Communication with ACID and BASE
ACID
⚠️ Consistency in ACID is about data integrity relative to business rules, not about CAP.
BASE
The first two properties help achieve accessibility when dividing the system into parts.
The Role of Latency
Latency is absent in the classical formulation, but is implicitly present. When performing an operation on a partitioned system, we must make a decision:
Cancel operation
Reduce availability in favor of consistency
Continue operation
Accept the risk of data inconsistency
Key insight
From a pragmatic point of view, separation is a time limit (timeout). The stricter the time bounds, the higher the probability of getting into partition mode, even with a slow network without real partitioning.
Key Findings
- There is no global concept of partition - some nodes can detect it, others cannot
- Nodes that discover partition enter partition-mode - the part where you need to choose between C and A
- Designers set time bounds to meet target response speeds
- CAP is not a 2-out-of-3 choice, it's about managing trade-offs during network problems
Original
Telegram: book_cube
A post with an analysis of the formal proof of the CAP theorem.
Formal proof of CAP
In 2002, Seth Gilbert and Nancy Lynch published whitepaper, in which Brewer's conjecture became a formal theorem.
"It is impossible for a web service to provide the following three guarantees: consistency, availability, partition-tolerance"
Formalization of properties
1. Consistency
The authors define consistency as atomic data objects (linearizable consistency):
"Under this consistency guarantee, there must exist a total order on all operations such that each operation looks as if it were completed at a single instant."

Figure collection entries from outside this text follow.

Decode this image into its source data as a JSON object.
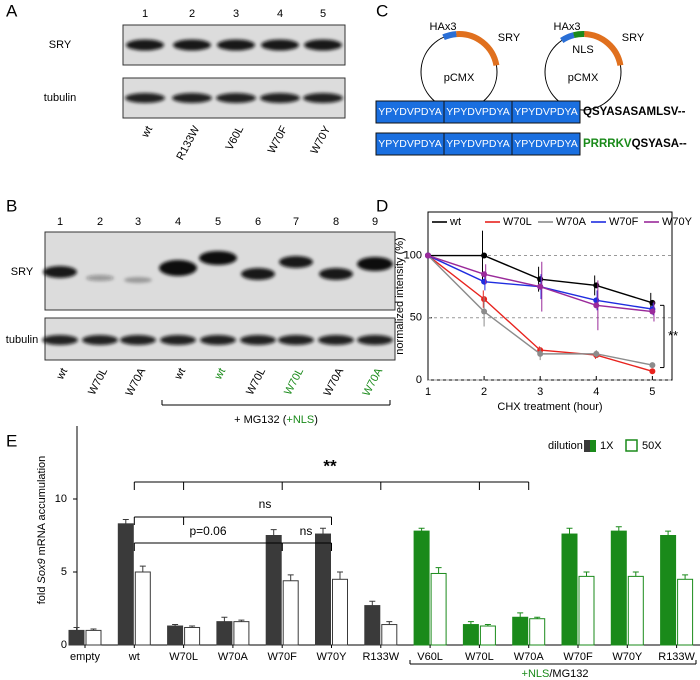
{
  "panels": {
    "a": "A",
    "b": "B",
    "c": "C",
    "d": "D",
    "e": "E"
  },
  "panel_a": {
    "lane_numbers": [
      1,
      2,
      3,
      4,
      5
    ],
    "rows": [
      "SRY",
      "tubulin"
    ],
    "lanes": [
      "wt",
      "R133W",
      "V60L",
      "W70F",
      "W70Y"
    ]
  },
  "panel_b": {
    "lane_numbers": [
      1,
      2,
      3,
      4,
      5,
      6,
      7,
      8,
      9
    ],
    "rows": [
      "SRY",
      "tubulin"
    ],
    "lanes": [
      {
        "label": "wt",
        "color": "#000000"
      },
      {
        "label": "W70L",
        "color": "#000000"
      },
      {
        "label": "W70A",
        "color": "#000000"
      },
      {
        "label": "wt",
        "color": "#000000"
      },
      {
        "label": "wt",
        "color": "#1a8a1a"
      },
      {
        "label": "W70L",
        "color": "#000000"
      },
      {
        "label": "W70L",
        "color": "#1a8a1a"
      },
      {
        "label": "W70A",
        "color": "#000000"
      },
      {
        "label": "W70A",
        "color": "#1a8a1a"
      }
    ],
    "bracket": [
      {
        "text": "+ MG132 (",
        "color": "#000000"
      },
      {
        "text": "+NLS",
        "color": "#1a8a1a"
      },
      {
        "text": ")",
        "color": "#000000"
      }
    ]
  },
  "panel_c": {
    "plasmids": [
      {
        "backbone": "pCMX",
        "tag": "HAx3",
        "gene": "SRY"
      },
      {
        "backbone": "pCMX",
        "tag": "HAx3",
        "nls": "NLS",
        "gene": "SRY"
      }
    ],
    "sequences": [
      {
        "tags": [
          "YPYDVPDYA",
          "YPYDVPDYA",
          "YPYDVPDYA"
        ],
        "parts": [
          {
            "text": "QSYASASAMLSV--",
            "color": "#000000"
          }
        ]
      },
      {
        "tags": [
          "YPYDVPDYA",
          "YPYDVPDYA",
          "YPYDVPDYA"
        ],
        "parts": [
          {
            "text": "PRRRKV",
            "color": "#1a8a1a"
          },
          {
            "text": "QSYASA--",
            "color": "#000000"
          }
        ]
      }
    ]
  },
  "chart_data": [
    {
      "type": "line",
      "x_label": "CHX treatment (hour)",
      "y_label": "normalized intensity (%)",
      "x": [
        1,
        2,
        3,
        4,
        5
      ],
      "xlim": [
        1,
        5.35
      ],
      "xticks": [
        1,
        2,
        3,
        4,
        5
      ],
      "ylim": [
        0,
        135
      ],
      "yticks": [
        0,
        50,
        100
      ],
      "grid": true,
      "series": [
        {
          "name": "wt",
          "color": "#000000",
          "values": [
            100,
            100,
            81,
            76,
            62
          ],
          "errors": [
            0,
            20,
            10,
            8,
            8
          ]
        },
        {
          "name": "W70L",
          "color": "#e8231e",
          "values": [
            100,
            65,
            24,
            20,
            7
          ],
          "errors": [
            0,
            7,
            3,
            3,
            2
          ]
        },
        {
          "name": "W70A",
          "color": "#8c8c8c",
          "values": [
            100,
            55,
            21,
            21,
            12
          ],
          "errors": [
            0,
            12,
            5,
            3,
            2
          ]
        },
        {
          "name": "W70F",
          "color": "#1f2de0",
          "values": [
            100,
            79,
            75,
            64,
            57
          ],
          "errors": [
            0,
            7,
            10,
            8,
            5
          ]
        },
        {
          "name": "W70Y",
          "color": "#9a2a9a",
          "values": [
            100,
            85,
            75,
            60,
            55
          ],
          "errors": [
            0,
            8,
            20,
            20,
            8
          ]
        }
      ],
      "annotations": [
        "**"
      ]
    },
    {
      "type": "bar",
      "y_label_parts": [
        "fold ",
        "Sox9",
        " mRNA accumulation"
      ],
      "y_label_italic": [
        false,
        true,
        false
      ],
      "categories": [
        "empty",
        "wt",
        "W70L",
        "W70A",
        "W70F",
        "W70Y",
        "R133W",
        "V60L",
        "W70L",
        "W70A",
        "W70F",
        "W70Y",
        "R133W"
      ],
      "ylim": [
        0,
        15
      ],
      "yticks": [
        0,
        5,
        10
      ],
      "legend_title": "dilution",
      "series": [
        {
          "name": "1X",
          "filled": true,
          "colors": [
            "#3a3a3a",
            "#3a3a3a",
            "#3a3a3a",
            "#3a3a3a",
            "#3a3a3a",
            "#3a3a3a",
            "#3a3a3a",
            "#1a8a1a",
            "#1a8a1a",
            "#1a8a1a",
            "#1a8a1a",
            "#1a8a1a",
            "#1a8a1a"
          ],
          "values": [
            1.0,
            8.3,
            1.3,
            1.6,
            7.5,
            7.6,
            2.7,
            7.8,
            1.4,
            1.9,
            7.6,
            7.8,
            7.5
          ],
          "errors": [
            0.2,
            0.3,
            0.1,
            0.3,
            0.4,
            0.4,
            0.3,
            0.2,
            0.2,
            0.3,
            0.4,
            0.3,
            0.3
          ]
        },
        {
          "name": "50X",
          "filled": false,
          "colors": [
            "#3a3a3a",
            "#3a3a3a",
            "#3a3a3a",
            "#3a3a3a",
            "#3a3a3a",
            "#3a3a3a",
            "#3a3a3a",
            "#1a8a1a",
            "#1a8a1a",
            "#1a8a1a",
            "#1a8a1a",
            "#1a8a1a",
            "#1a8a1a"
          ],
          "values": [
            1.0,
            5.0,
            1.2,
            1.6,
            4.4,
            4.5,
            1.4,
            4.9,
            1.3,
            1.8,
            4.7,
            4.7,
            4.5
          ],
          "errors": [
            0.1,
            0.4,
            0.1,
            0.1,
            0.4,
            0.5,
            0.2,
            0.4,
            0.1,
            0.1,
            0.3,
            0.3,
            0.3
          ]
        }
      ],
      "annotations": [
        "**",
        "ns",
        "p=0.06",
        "ns"
      ],
      "group_label": [
        {
          "text": "+NLS",
          "color": "#1a8a1a"
        },
        {
          "text": "/MG132",
          "color": "#000000"
        }
      ]
    }
  ]
}
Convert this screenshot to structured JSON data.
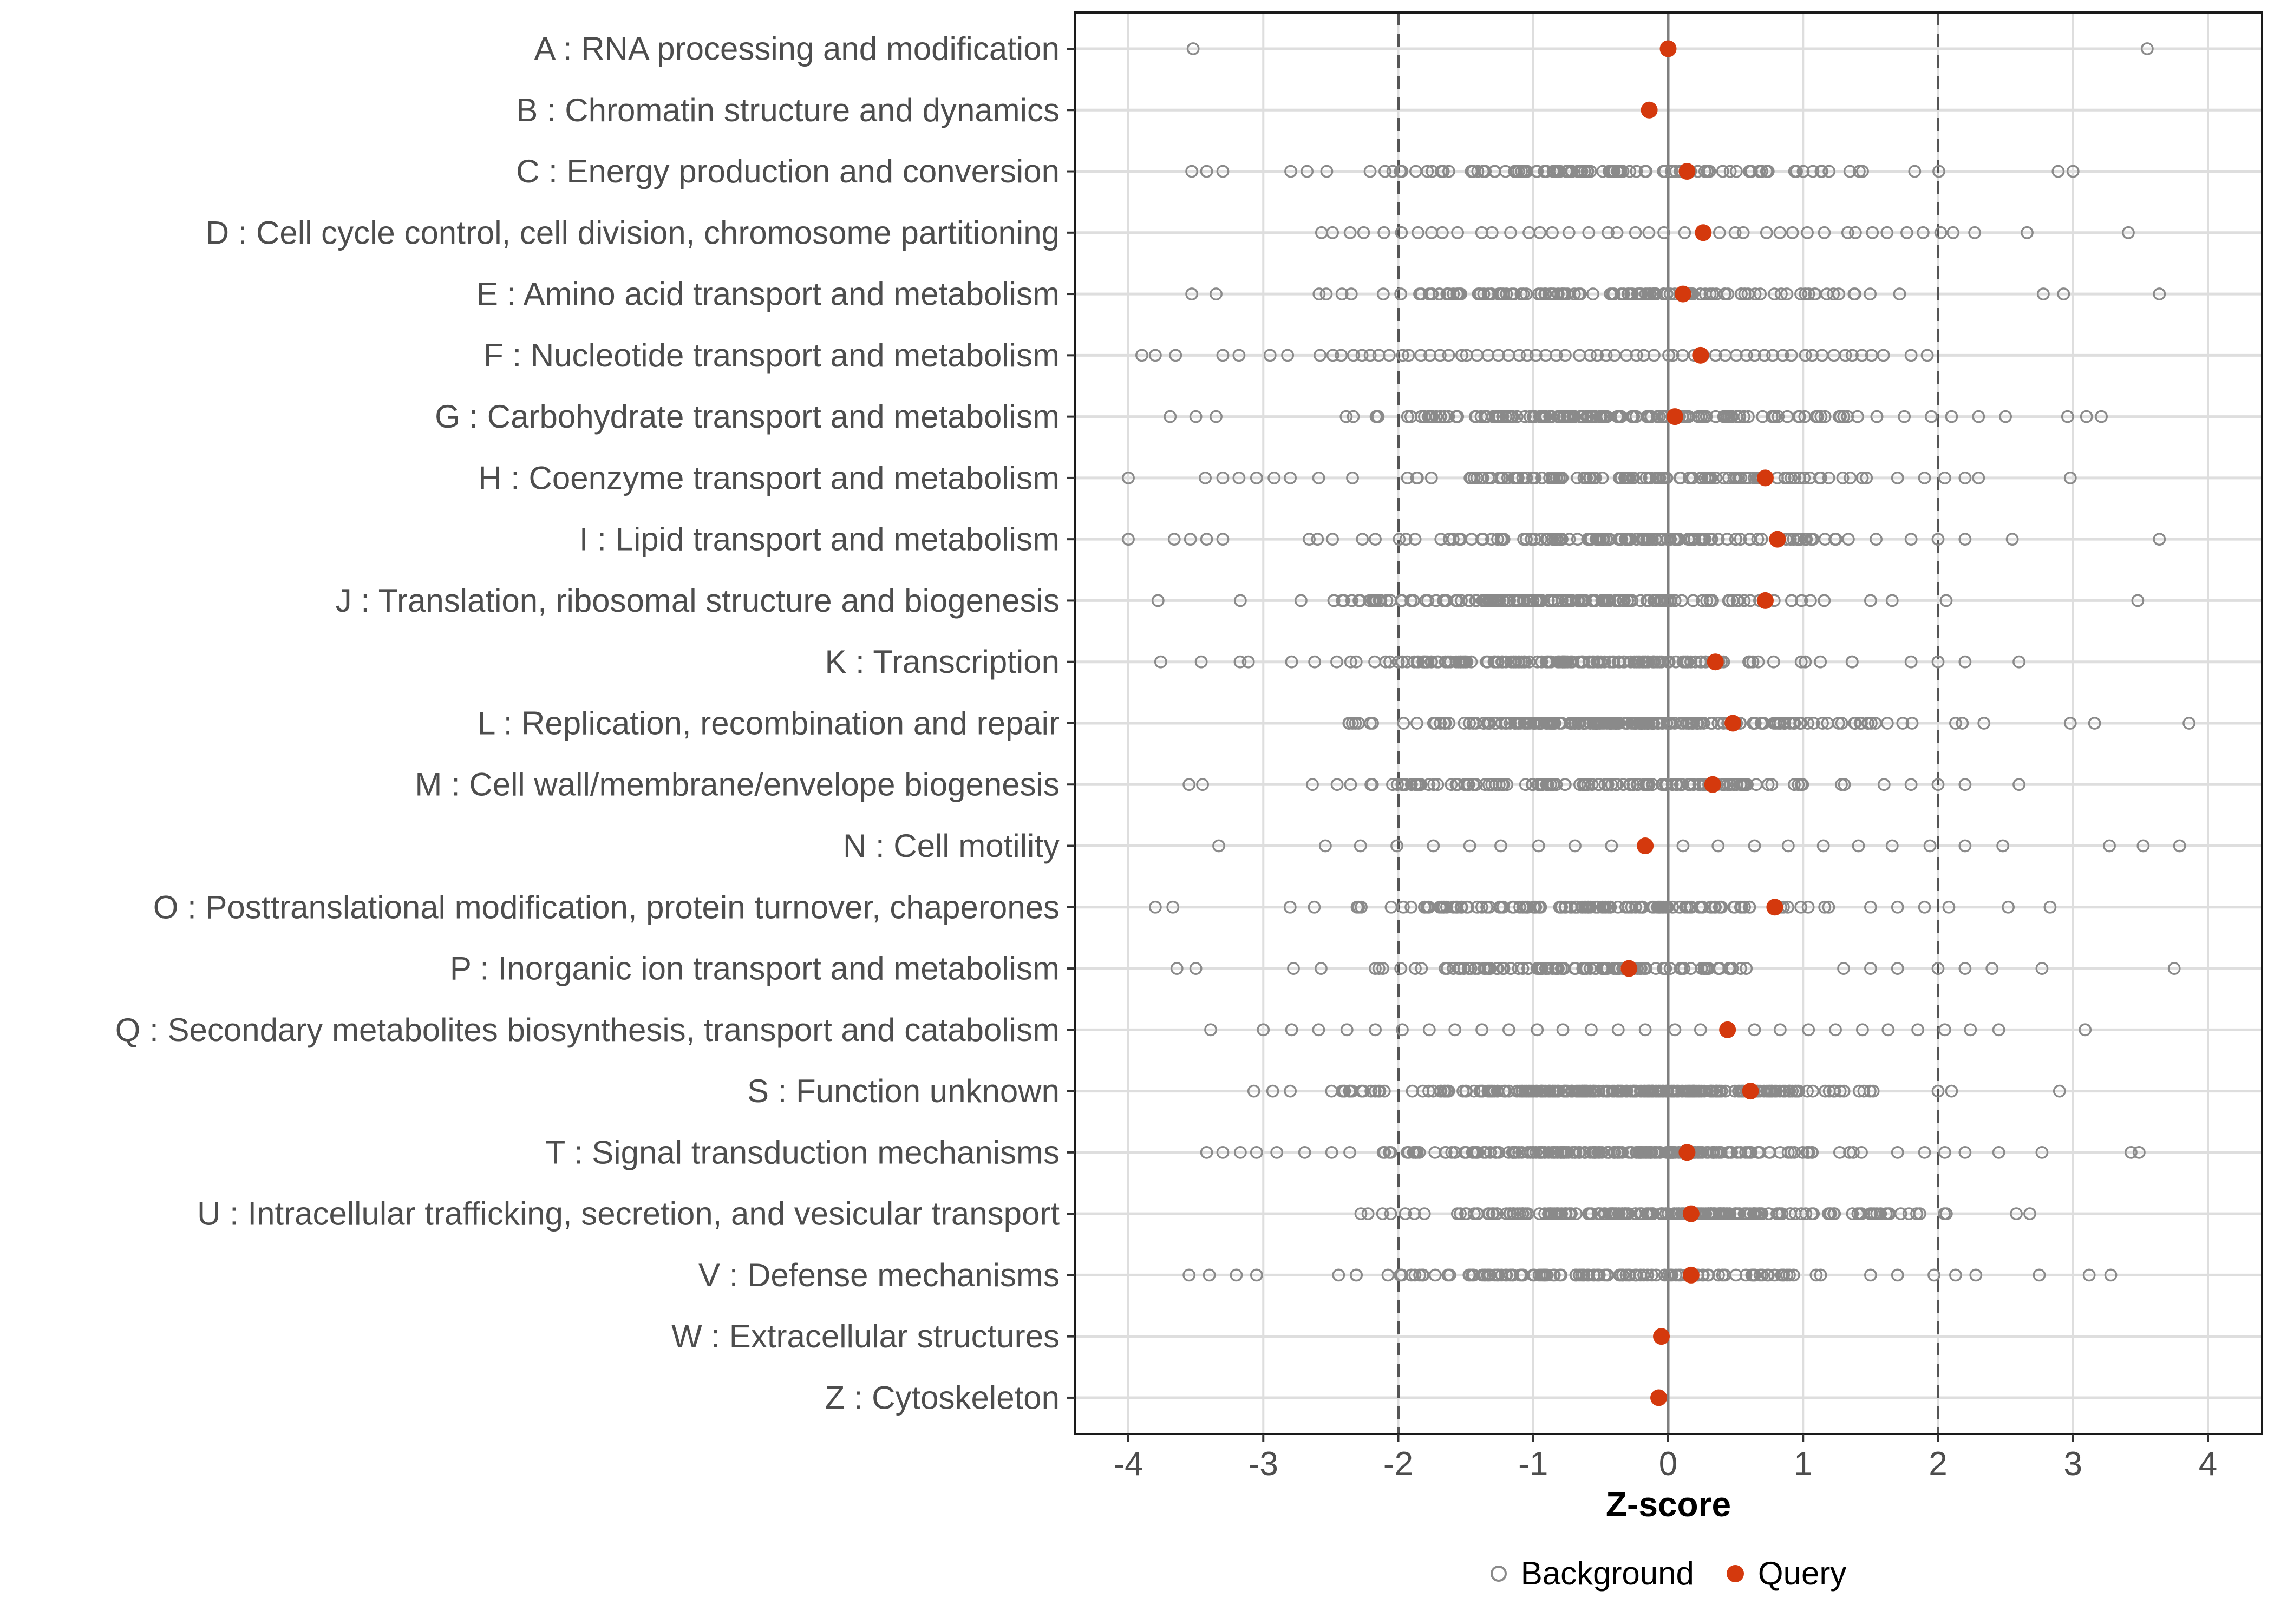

The system behaves as if it were running on a single node, processing transactions one at a time.
2. Availability
Every request that reaches a non-failing node should receive a response. The algorithm must terminate (eventually terminate). This weak definition — there is no upper limit on response time. But from the point of view of partition-tolerance this is strong definition — even if there are network failures, each request must complete.
3. Partition-Tolerance
An arbitrary number of messages between nodes can be lost on the network:
"When a network is partitioned, all messages sent from nodes in one component of the partition to nodes in another component are lost."
Proof
1Theorem for asynchronous systems
Theorem 1:
It is impossible in the asynchronous network model to implement a read/write data object that guarantees Availability and Atomic consistency in all fair executions (including those in which messages are lost).
Proof by contradiction:
- Let's assume that such an algorithm exists
- Let's imagine a system of two nodes: G₁ and G₂
- Let's assume that all messages between G₁ and G₂ are lost (partition)
- Writing to G₁ occurs
- Later reading from G₂ occurs
- Reading from G₂ will not be able to return a value written to G₁
- Contradiction: either consistency or accessibility is violated
2Theorem for partially synchronous systems
Theorem 2:
It is impossible in the partially synchronous network model to implement a read/write data object that guarantees Availability and Atomic consistency in all executions (even those in which messages are lost).
In the real world, partially synchronous systems are used - nodes have clocks to measure time and timeouts. But even in this more powerful setup, the result is similar: the proof follows the same logic.
Note: The rest of the whitepaper is devoted to Delayed-t consistency in partially synchronous systems - a compromise approach that relaxes consistency requirements.